Mathur Neha, Glesk Ivan, Buis Arjan
Department of Electronic and Electrical Engineering, University of Strathclyde, 204 George Street, Glasgow G11XW, UK .
Department of Electronic and Electrical Engineering, University of Strathclyde, 204 George Street, Glasgow G11XW, UK.
Med Eng Phys. 2016 Oct;38(10):1083-9. doi: 10.1016/j.medengphy.2016.07.003. Epub 2016 Jul 21.
Monitoring of the interface temperature at skin level in lower-limb prosthesis is notoriously complicated. This is due to the flexible nature of the interface liners used impeding the required consistent positioning of the temperature sensors during donning and doffing. Predicting the in-socket residual limb temperature by monitoring the temperature between socket and liner rather than skin and liner could be an important step in alleviating complaints on increased temperature and perspiration in prosthetic sockets. In this work, we propose to implement an adaptive neuro fuzzy inference strategy (ANFIS) to predict the in-socket residual limb temperature. ANFIS belongs to the family of fused neuro fuzzy system in which the fuzzy system is incorporated in a framework which is adaptive in nature. The proposed method is compared to our earlier work using Gaussian processes for machine learning. By comparing the predicted and actual data, results indicate that both the modeling techniques have comparable performance metrics and can be efficiently used for non-invasive temperature monitoring.
监测下肢假肢皮肤层面的界面温度非常复杂。
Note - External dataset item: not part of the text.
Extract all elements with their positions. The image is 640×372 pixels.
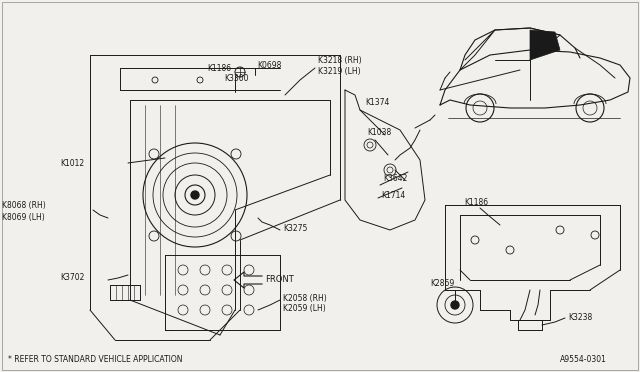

这是因为所使用的界面衬垫具有柔韧性,在穿脱过程中会妨碍温度传感器所需的一致定位。通过监测接受腔与衬垫之间而非皮肤与衬垫之间的温度来预测接受腔内残肢温度,可能是缓解对假肢接受腔温度升高和出汗问题投诉的重要一步。在这项工作中,我们提议实施一种自适应神经模糊推理策略(ANFIS)来预测接受腔内残肢温度。ANFIS属于融合神经模糊系统家族,其中模糊系统被纳入一个本质上具有自适应能力的框架。将所提出的方法与我们早期使用高斯过程进行机器学习的工作进行了比较。通过比较预测数据和实际数据,结果表明这两种建模技术具有可比的性能指标,并且可以有效地用于非侵入式温度监测。